O arrastou até a mesma sala da tarde anterior, e um homem que os aguardava prendeu as correias de couro em volta de seus pulsos e tornozelos. Tom pensou em resistir mas isso apenas lhe renderia mais dor do que estava preparado para sentir.
-- Eu estava disposto a lhe oferecer um acordo único, mas pelo visto não está interessado. -- disse Willk, distraidamente, enquanto vestia um grosso anel em cada dedo da mão esquerda.
-- Que tipo de a-acordo? -- perguntou, tentando ganhar tempo.
-- Sabe, Thomas, eu não sou tão terrível quanto pensa. Eu nao tenho nada contra você, apenas... -- pensou nas palavras -- quero algo e você está no meu caminho. Claro que me ressinto pelo que fez, vou levar meses para conseguir novos espiões. Mas sabe o que mais tem nessas vilas, onde você fez essa sua alforria de benevolência?

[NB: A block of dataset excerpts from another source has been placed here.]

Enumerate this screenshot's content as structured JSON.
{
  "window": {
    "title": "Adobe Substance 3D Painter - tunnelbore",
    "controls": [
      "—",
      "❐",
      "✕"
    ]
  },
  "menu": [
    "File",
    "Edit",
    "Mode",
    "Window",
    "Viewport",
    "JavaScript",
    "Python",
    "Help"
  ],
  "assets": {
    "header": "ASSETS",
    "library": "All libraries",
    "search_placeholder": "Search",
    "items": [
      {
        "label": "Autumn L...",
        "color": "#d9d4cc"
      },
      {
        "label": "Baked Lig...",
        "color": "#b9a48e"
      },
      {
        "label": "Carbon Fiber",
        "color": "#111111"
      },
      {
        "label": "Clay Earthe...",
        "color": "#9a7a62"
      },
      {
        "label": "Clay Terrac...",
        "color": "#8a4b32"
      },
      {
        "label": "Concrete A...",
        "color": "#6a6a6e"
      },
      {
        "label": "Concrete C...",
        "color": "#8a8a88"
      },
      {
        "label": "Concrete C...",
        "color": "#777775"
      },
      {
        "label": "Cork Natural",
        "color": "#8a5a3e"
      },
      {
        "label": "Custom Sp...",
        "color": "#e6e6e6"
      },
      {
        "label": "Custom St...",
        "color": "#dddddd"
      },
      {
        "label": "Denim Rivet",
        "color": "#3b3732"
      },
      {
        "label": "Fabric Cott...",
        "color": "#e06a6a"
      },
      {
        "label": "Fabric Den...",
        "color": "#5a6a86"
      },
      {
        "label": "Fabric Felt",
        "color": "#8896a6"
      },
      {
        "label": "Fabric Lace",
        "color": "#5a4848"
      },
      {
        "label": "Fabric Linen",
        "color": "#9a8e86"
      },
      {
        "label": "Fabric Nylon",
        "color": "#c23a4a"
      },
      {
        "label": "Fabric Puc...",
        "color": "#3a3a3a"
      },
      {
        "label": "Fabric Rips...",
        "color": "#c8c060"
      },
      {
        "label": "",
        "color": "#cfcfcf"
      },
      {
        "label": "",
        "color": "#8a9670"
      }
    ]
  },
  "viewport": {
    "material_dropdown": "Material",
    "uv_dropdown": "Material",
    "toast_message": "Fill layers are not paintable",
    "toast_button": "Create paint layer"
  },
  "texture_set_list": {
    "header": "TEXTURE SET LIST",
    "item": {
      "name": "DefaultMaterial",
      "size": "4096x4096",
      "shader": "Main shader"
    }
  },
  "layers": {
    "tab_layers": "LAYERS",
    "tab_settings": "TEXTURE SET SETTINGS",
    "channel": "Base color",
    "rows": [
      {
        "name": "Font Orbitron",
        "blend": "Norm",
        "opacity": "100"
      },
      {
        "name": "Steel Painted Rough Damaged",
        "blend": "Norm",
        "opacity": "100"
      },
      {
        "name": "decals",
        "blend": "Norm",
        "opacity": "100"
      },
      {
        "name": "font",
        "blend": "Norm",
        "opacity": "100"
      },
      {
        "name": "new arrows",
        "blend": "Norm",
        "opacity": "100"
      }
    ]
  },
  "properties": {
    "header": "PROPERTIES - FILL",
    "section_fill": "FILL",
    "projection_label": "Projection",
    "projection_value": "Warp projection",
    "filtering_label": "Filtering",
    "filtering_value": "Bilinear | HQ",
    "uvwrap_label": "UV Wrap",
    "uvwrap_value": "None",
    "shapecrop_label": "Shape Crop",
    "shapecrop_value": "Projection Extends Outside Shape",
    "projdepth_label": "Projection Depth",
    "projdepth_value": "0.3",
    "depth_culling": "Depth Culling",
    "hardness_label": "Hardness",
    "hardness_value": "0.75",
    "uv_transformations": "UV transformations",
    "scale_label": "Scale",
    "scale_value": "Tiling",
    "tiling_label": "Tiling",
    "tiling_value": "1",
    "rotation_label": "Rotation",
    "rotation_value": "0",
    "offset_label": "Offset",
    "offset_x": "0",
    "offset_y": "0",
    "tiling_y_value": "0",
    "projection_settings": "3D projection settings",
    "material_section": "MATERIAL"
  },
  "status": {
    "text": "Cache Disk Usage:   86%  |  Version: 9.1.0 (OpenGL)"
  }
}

O homem caminhou lentamente até ele, abaixou-se para encará-lo diretamente e aguardou uma resposta. Tom sacudiu a cabeça, lentamente.
-- Putas e mendigos. Você, um homem tão bem nascido, tem noção do que putas e mendigos são capazes de fazer por uma refeição? Por uma moeda? Para sobreviver? Ainda mais quando recebem minha... orientação -- sorriu ameaçador --para vigiar e não perder nada de remotamente suspeito que possa afetar a minha causa.
Levantou e caminhou ao seu redor, lentamente.
-- Percebe que tudo o que fez foi em vão? Claro que sim. É um homem letrado e inteligente que não quer morrer por nada. Eis a minha oferta, diga tudo o que quero saber e estará livre para ir.
Parou novamente à sua frente e aguardou uma resposta. A postura de Willk era reta e inflexível, um rei sem seu trono. O sorriso era caloroso e acolhedor, mas os olhos... frios e implacáveis.
-- E-e o que me g-garante que está falando a verdade? -- perguntou.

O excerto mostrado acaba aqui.